THE Federal Reserve System is taking a major risk of causing a sizable recession. It has allowed the growth of money - the fuel for the economy - to plunge to an extremely low rate, ``hardly visible to the naked eye,'' writes James Grant, publisher of a market newsletter. A narrow measure of money, known as M-1, has been declining at a 5.1 percent annual rate in the past three months. It grew a miniscule 0.8 percent over the past 12 months. A broader measure known as M-2 has grown at only a 1.2 percent annual rate in the same three months and by 2.7 percent over 12 months. These numbers are at levels that have been followed by serious slumps in the past.
The Fed, of course, has been tight on money in order to restrain inflation. The consumer price index soared ahead at a 6.7 percent annual rate in the first five months of this year. But the economy has already slowed decidedly, a fact which should put the brakes on inflation.
Indeed, a few economists suspect the economy has already slipped into a recession. That's not yet the majority view of economists. As for the Fed, it has eased ever so slightly on interest rates. Market interest rates have fallen by roughly 1 percent in the past two months. The Fed has allowed the federal funds rate, which it controls tightly, to decline by about 3/8ths of 1 percent.
However, monetary history indicates that once the economy starts to slow, the doldrums alone will bring down interest rates further. The Fed must actively move to increase the money supply to properly counter any recessionary tendencies.
The policymaking body of the Fed, its Open Market Committee (FOMC), met July 5 and 6. There will be no direct announcement of any decisions by this body, composed of seven Fed governors and 12 presidents of regional Fed branches, five of whom vote at any given time. If the FOMC has decided to loosen up on the monetary reins, that will become known when the Fed allows the Federal funds rate to drop further or if it announces a reduction in the discount rate it charges on loans to commercial banks.

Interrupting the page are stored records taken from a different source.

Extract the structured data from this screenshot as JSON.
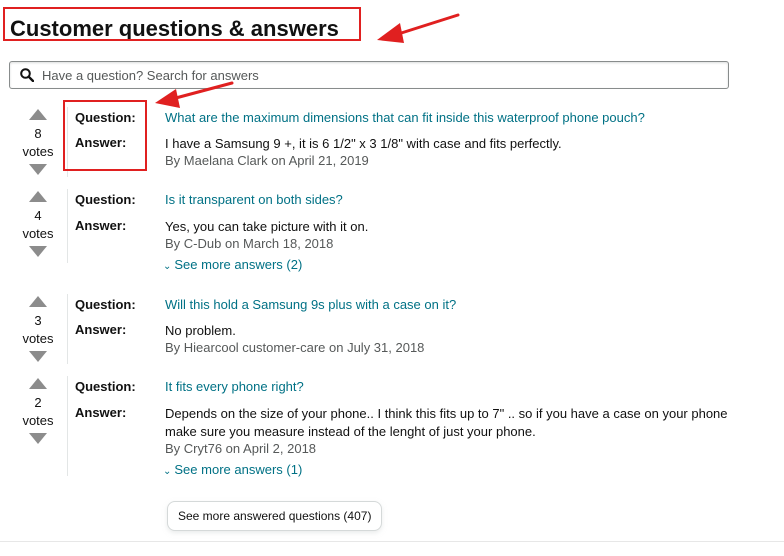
{
  "heading": "Customer questions & answers",
  "search": {
    "placeholder": "Have a question? Search for answers"
  },
  "labels": {
    "question": "Question:",
    "answer": "Answer:",
    "votes": "votes"
  },
  "items": [
    {
      "votes": "8",
      "question": "What are the maximum dimensions that can fit inside this waterproof phone pouch?",
      "answer": "I have a Samsung 9 +, it is 6 1/2\" x 3 1/8\" with case and fits perfectly.",
      "byline": "By Maelana Clark on April 21, 2019"
    },
    {
      "votes": "4",
      "question": "Is it transparent on both sides?",
      "answer": "Yes, you can take picture with it on.",
      "byline": "By C-Dub on March 18, 2018",
      "more": "See more answers (2)"
    },
    {
      "votes": "3",
      "question": "Will this hold a Samsung 9s plus with a case on it?",
      "answer": "No problem.",
      "byline": "By Hiearcool customer-care on July 31, 2018"
    },
    {
      "votes": "2",
      "question": "It fits every phone right?",
      "answer": "Depends on the size of your phone.. I think this fits up to 7\" .. so if you have a case on your phone make sure you measure instead of the lenght of just your phone.",
      "byline": "By Cryt76 on April 2, 2018",
      "more": "See more answers (1)"
    }
  ],
  "see_more_button": "See more answered questions (407)",
  "colors": {
    "link": "#007185",
    "annotation": "#e02020"
  }
}
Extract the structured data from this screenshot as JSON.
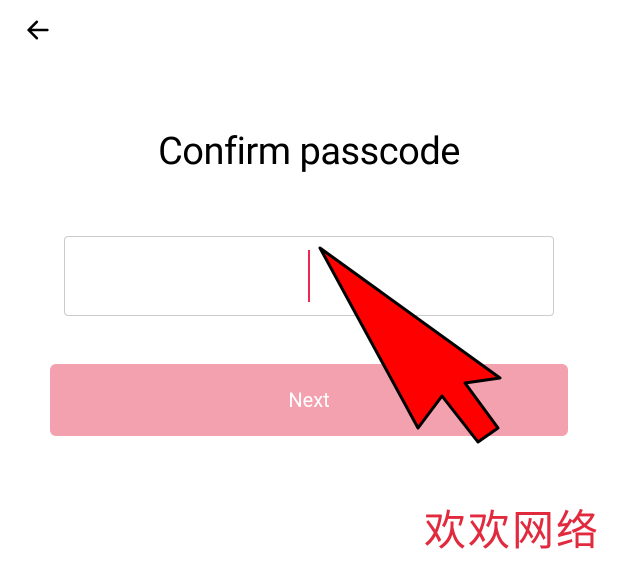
{
  "header": {
    "back_icon": "back"
  },
  "title": "Confirm passcode",
  "passcode": {
    "value": ""
  },
  "actions": {
    "next_label": "Next"
  },
  "watermark": "欢欢网络"
}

Because of the lag between Fed actions and their impact on actual economic activity - a lag that tends to run around nine months - any policy change now won't quickly bring a halt to the slowdown. But immediate action could at least prevent a slump from deepening. The nation can afford a ``soft landing'' of the economy. A hard landing, though, would bump up the federal deficit, boost unemployment, push some over-leveraged corporations and financial institutions into bankruptcy, and make it more difficult for debtor nations to export to the US and earn the dollars that enable them to service their debts.
It would be better for the Fed to lower the risk of real trouble by moving quickly toward monetary easement.